No, you cannot tell the liklihood of a single baby having a particular birth weight from a sampling distribution of means
which distance would be used to calculate the sum of squares error? The data point to the _________.
PREDICTION
Residual definition
Residual is the difference between the Data Point and the Predicted Score
SS Model will be _______ than SS Total because SS Model is always ________than SS Total, whether a model explains a lot of variation or not.
SMALLER
What is the variation
Sum of Squares/Degrees of Freedom **Also knows as mean squared
What's true of the distribution of any variable, if your model is the mean of that variable?
The distribution of the variable is the same shape as the distribution of its residual.

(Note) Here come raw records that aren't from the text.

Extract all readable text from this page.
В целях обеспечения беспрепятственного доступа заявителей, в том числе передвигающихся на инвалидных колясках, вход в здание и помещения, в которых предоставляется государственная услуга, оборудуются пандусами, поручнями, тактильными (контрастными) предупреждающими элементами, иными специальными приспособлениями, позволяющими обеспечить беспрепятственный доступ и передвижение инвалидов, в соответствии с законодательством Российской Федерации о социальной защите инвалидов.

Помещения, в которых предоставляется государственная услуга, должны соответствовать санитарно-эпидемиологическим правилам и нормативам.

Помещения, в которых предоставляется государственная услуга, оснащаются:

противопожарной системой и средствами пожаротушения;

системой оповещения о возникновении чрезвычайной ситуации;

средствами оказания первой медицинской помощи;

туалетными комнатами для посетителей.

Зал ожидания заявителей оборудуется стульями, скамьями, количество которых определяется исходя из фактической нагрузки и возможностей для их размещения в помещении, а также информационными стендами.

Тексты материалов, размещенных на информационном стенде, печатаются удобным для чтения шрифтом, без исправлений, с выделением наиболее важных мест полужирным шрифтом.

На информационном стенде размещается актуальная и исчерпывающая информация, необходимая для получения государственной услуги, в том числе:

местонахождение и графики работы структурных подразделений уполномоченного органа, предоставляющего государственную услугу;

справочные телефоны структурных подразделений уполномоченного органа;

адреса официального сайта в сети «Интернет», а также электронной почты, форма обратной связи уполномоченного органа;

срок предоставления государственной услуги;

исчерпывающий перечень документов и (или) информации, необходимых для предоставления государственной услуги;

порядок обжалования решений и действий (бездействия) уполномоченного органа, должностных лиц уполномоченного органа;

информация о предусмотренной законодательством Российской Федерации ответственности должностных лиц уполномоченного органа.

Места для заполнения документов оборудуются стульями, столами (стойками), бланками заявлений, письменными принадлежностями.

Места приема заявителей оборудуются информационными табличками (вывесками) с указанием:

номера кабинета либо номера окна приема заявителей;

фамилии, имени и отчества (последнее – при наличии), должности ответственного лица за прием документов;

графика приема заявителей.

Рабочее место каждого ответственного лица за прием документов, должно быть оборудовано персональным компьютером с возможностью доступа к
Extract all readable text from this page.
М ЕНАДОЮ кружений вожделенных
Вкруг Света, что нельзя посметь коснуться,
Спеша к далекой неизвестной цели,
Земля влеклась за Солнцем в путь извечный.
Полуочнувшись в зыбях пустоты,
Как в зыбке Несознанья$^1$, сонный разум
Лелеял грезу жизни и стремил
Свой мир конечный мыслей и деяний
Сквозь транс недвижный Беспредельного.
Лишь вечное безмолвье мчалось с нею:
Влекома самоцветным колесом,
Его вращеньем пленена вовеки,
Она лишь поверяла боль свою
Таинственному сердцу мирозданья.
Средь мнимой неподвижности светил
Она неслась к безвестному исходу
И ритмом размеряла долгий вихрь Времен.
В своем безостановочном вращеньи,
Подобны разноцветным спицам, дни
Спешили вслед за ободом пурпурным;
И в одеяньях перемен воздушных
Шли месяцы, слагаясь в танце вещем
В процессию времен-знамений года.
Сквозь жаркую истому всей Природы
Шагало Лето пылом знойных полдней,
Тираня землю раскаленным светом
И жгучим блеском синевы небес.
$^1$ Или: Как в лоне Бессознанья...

Imagine you make three histograms: one for TopSpeed, one for the predicted values based on the empty model for TopSpeed, and one for the residuals. Which two distributions will have a similar shape?
Topspeed and residuals
The F ratio shows that the model explains ________ per degree of freedom
VARIATION
What is the unit of observation?
What we are describing
The mean of Alcohol is 3.279 drinks per day. A particular patient consumes 2 drinks per day. Which of the following symbols would be used to represent the value 2 in the notation of the General Linear Modal?
Yi
The mean of TopSpeed is 33.6 and a given observation has a TopSpeed of 23.6. What part of this GLM notation represents 23.6?
Yi
In GLM notation, which of he following represents the model (or prediction)?
b0
If we express our model as Yi = b0 + b1X1i + b2X2i + ei which part represents the model's prediction for Exercise?
b0 + b1X1i + b2X2i
For the empty model would the model make the same prediction (the mean of Fat) for every person regardless of their VALUES on other variables.
yea The model would make the same prediction (the mean of Fat) for every person regardless of their values on other variables.